L'année 2008 sera difficile pour les économies du Québec et de l'Ontario
LA PRESSE CANADIENNE
Les économies du Québec et de l'Ontario, avec leurs importants secteurs manufacturiers axés sur l'exportation, trouveront le contexte de 2008 plus difficile que celui des deux années précédentes, indique l'économiste en chef de la Banque Laurentienne.
Selon l'analyse de Carlos Leitao, la correction du secteur manufacturier s'intensifiera de façon marquée pendant la première moitié de 2008 avec de nouvelles pertes d'emplois et de nouveaux stress financiers.
«Les études empiriques indiquent que l'économie n'accuse la pleine incidence des variations des devises qui ne sont ressenties qu'après un an à un an et demi plus tard, indique son analyse. Ce qui implique que les exportateurs n'ont encore pleinement «digéré» la hausse du dollar canadien au niveau de 85 à 90 cents US, soit celui qui prévalait entre le milieu et la fin de 2006.»

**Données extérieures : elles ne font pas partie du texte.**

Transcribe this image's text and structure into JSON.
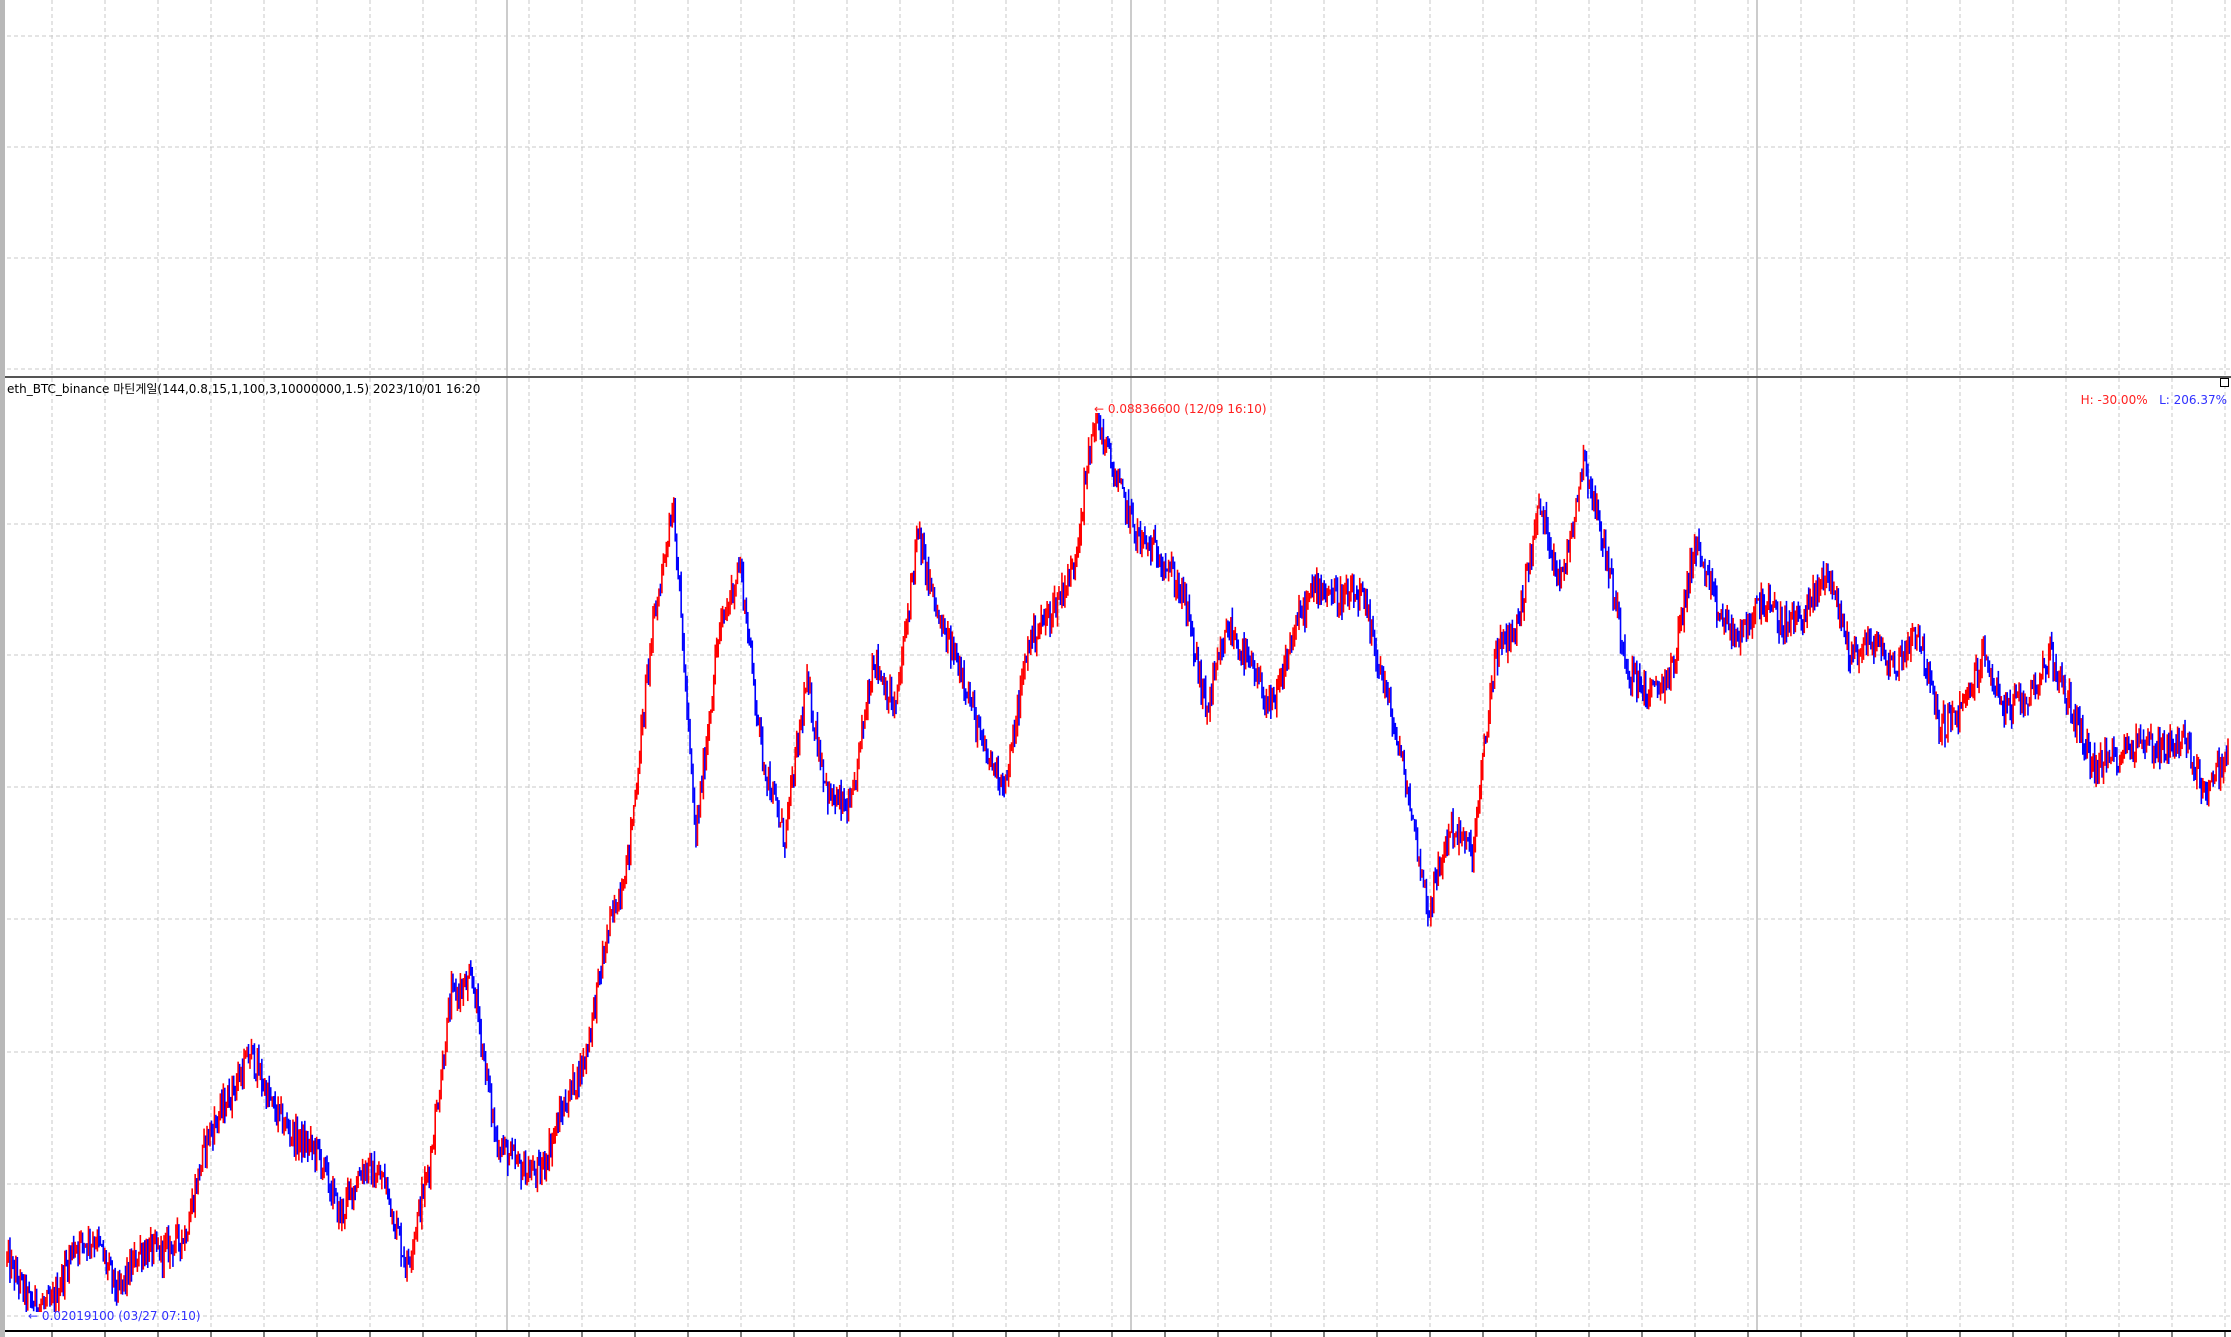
{
  "chart_data": {
    "type": "candlestick",
    "title": "eth_BTC_binance 마틴게일(144,0.8,15,1,100,3,10000000,1.5)  2023/10/01 16:20",
    "high_label": {
      "arrow": "←",
      "value": "0.08836600",
      "time": "(12/09 16:10)"
    },
    "low_label": {
      "arrow": "←",
      "value": "0.02019100",
      "time": "(03/27 07:10)"
    },
    "high_value": 0.088366,
    "low_value": 0.020191,
    "summary": {
      "h": "H: -30.00%",
      "l": "L: 206.37%"
    },
    "grid": true,
    "colors": {
      "up": "#ff0000",
      "down": "#0000ff",
      "high_text": "#ff2020",
      "low_text": "#3030ff",
      "grid": "#c8c8c8"
    },
    "price_path": [
      0.02418,
      0.02095,
      0.02062,
      0.02526,
      0.0258,
      0.02149,
      0.02494,
      0.02473,
      0.02602,
      0.03335,
      0.03659,
      0.03982,
      0.03551,
      0.03335,
      0.03227,
      0.02742,
      0.0312,
      0.03012,
      0.02365,
      0.0312,
      0.04414,
      0.04522,
      0.03335,
      0.0312,
      0.03066,
      0.03551,
      0.03929,
      0.04846,
      0.05493,
      0.07111,
      0.08189,
      0.05601,
      0.07111,
      0.07704,
      0.06248,
      0.05601,
      0.06787,
      0.05924,
      0.05816,
      0.07003,
      0.06571,
      0.0792,
      0.07219,
      0.06895,
      0.06248,
      0.06032,
      0.07111,
      0.07327,
      0.0765,
      0.08837,
      0.08297,
      0.07866,
      0.07758,
      0.07435,
      0.06571,
      0.07219,
      0.06895,
      0.06571,
      0.07219,
      0.07542,
      0.07435,
      0.07435,
      0.06787,
      0.06032,
      0.05061,
      0.05708,
      0.05493,
      0.07003,
      0.07219,
      0.08136,
      0.07542,
      0.08513,
      0.07758,
      0.06895,
      0.06679,
      0.06895,
      0.07866,
      0.07327,
      0.07111,
      0.07435,
      0.07219,
      0.07327,
      0.0765,
      0.07003,
      0.07111,
      0.06895,
      0.07219,
      0.06463,
      0.06571,
      0.07003,
      0.06571,
      0.06679,
      0.07003,
      0.06571,
      0.0614,
      0.06248,
      0.06356,
      0.06302,
      0.06356,
      0.05978,
      0.06248
    ]
  }
}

Il s'attend à ce que le volume des exportations augmente de moins de deux pour cent.
Tandis que les manufacturiers portent le plus gros du fardeau, estime l'économiste, les exportateurs de matériaux, d'énergie et de biens agricoles devraient voir leurs activités augmenter modérément.
M. Leitao prévoit aussi que les économies de l'Ouest canadien, orientées vers les ressources, continueront de bénéficier d'une robuste demande mondiale de ressources naturelles.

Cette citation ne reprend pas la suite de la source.